Adenovirus preparations and infections

An adenovirus expressing murine Egln3 was generated using the Adeno-X System 3 (Takara). Adenoviruses expressing GFP, mChREBPα, mChREBP amino acids 240–864 (32), Cre, or Egln3 were amplified in HEK293 cells, purified by CsCl gradient centrifugation, and dialyzed against 0.9% saline. Titers were determined by the Adeno-X Rapid Titer kit (Takara). For infections, the cells were incubated overnight with adenoviruses before washing cells once with PBS the next morning. Titers were chosen dependent on desired transgene expression level in the respective cell context. For Cre-mediated deletion, primary hepatocytes were incubated with 3 × 10⁰⁹ infectious units in 500 µl of medium in 12 wells overnight.

Immunoblotting

Whole cell proteins were isolated and homogenized in radioimmune precipitation assay buffer by standard methods, sonicated, and separated by SDS-PAGE before blotting to polyvinylidene difluoride membranes by tank blot overnight. Protein concentrations were determined by the BCA method (Thermo Fisher Scientific).
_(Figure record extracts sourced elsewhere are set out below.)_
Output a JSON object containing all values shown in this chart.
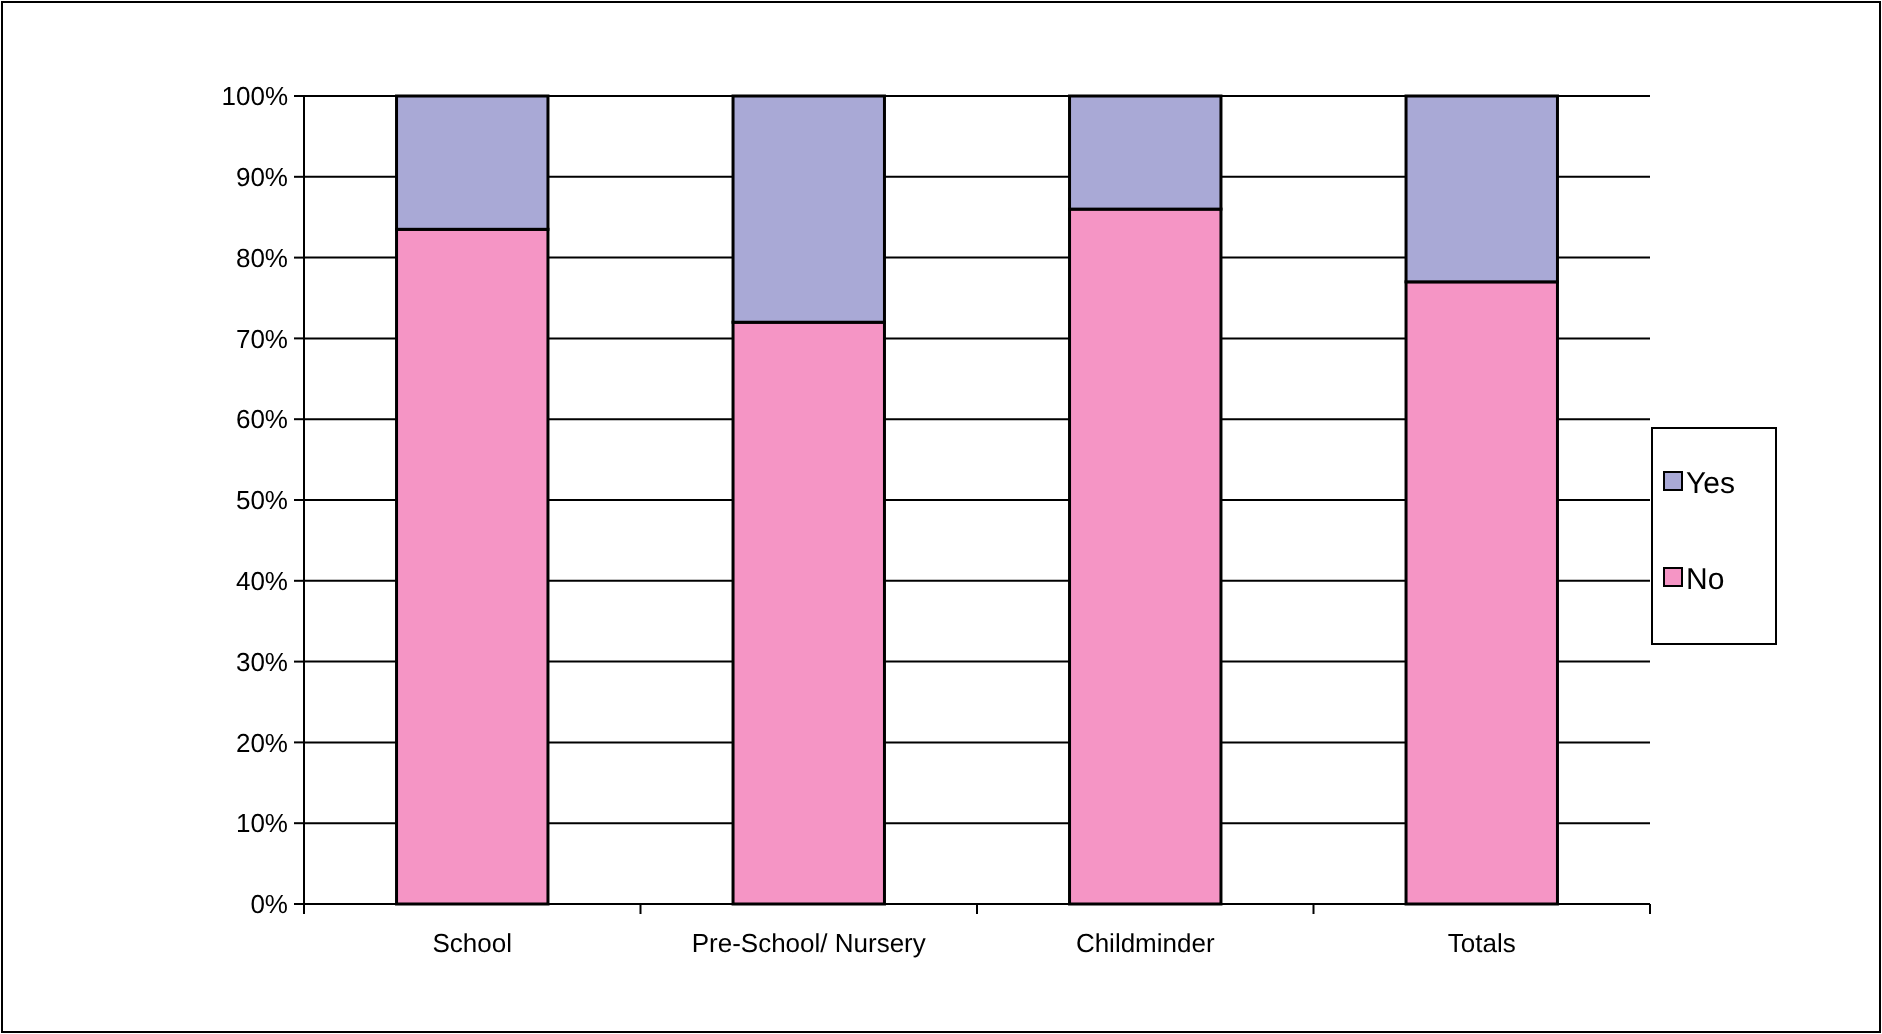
{
  "chart_data": {
    "type": "bar",
    "stacked": true,
    "categories": [
      "School",
      "Pre-School/ Nursery",
      "Childminder",
      "Totals"
    ],
    "series": [
      {
        "name": "No",
        "color": "#f595c5",
        "values": [
          83.5,
          72,
          86,
          77
        ]
      },
      {
        "name": "Yes",
        "color": "#a9a9d6",
        "values": [
          16.5,
          28,
          14,
          23
        ]
      }
    ],
    "ylim": [
      0,
      100
    ],
    "yticks": [
      {
        "value": 0,
        "label": "0%"
      },
      {
        "value": 10,
        "label": "10%"
      },
      {
        "value": 20,
        "label": "20%"
      },
      {
        "value": 30,
        "label": "30%"
      },
      {
        "value": 40,
        "label": "40%"
      },
      {
        "value": 50,
        "label": "50%"
      },
      {
        "value": 60,
        "label": "60%"
      },
      {
        "value": 70,
        "label": "70%"
      },
      {
        "value": 80,
        "label": "80%"
      },
      {
        "value": 90,
        "label": "90%"
      },
      {
        "value": 100,
        "label": "100%"
      }
    ],
    "grid": "y",
    "legend": "right"
  }
}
After incubation with antibodies for ChREBP (NB400-135, lot J1, M1, M6, or Q4; Novus Biologicals), anti-FLAG-HRP (A8592; Sigma), EGLN3 (NB100-303 or NB100-139; Novus Biologicals), β-ACTIN (sc-47778; Santa Cruz), or GAPDH (2118; Cell Signaling), a secondary horseradish peroxidase-conjugated antibody was added (Pierce), and a chemiluminescent substrate kit (Thermo Fisher Scientific) was used for detection.

Mouse experiments

Animal procedures were in accordance with institutional guidelines and approved by the corresponding authorities. Gene expression in different mouse tissues was performed in 3-month-old (V1124-300 ssniff®Spezialdiäten GmbH, Soest, Germany) male C57BL/6J mice that were fed ad libitum, kept under a standard 12-h light/12-h dark cycle, and euthanized at ZT 2-3. The mice were fasted and refed for time periods as indicated.

Statistical analyses

For cell culture experiments, representative results of at least three independent experiments performed in triplicate are shown and presented as the means ± S.D. The animal data are presented as means ± S.E. Significance was determined by the two-tailed Student's t test or analysis of variance, as appropriate, and p < 0.05 was deemed significant (#,*, p < 0.05).

Data availability

The MS proteomics data have been deposited to the ProteomeXchange Consortium via the PRIDE partner repository (58) with the data set identifier PXD019137.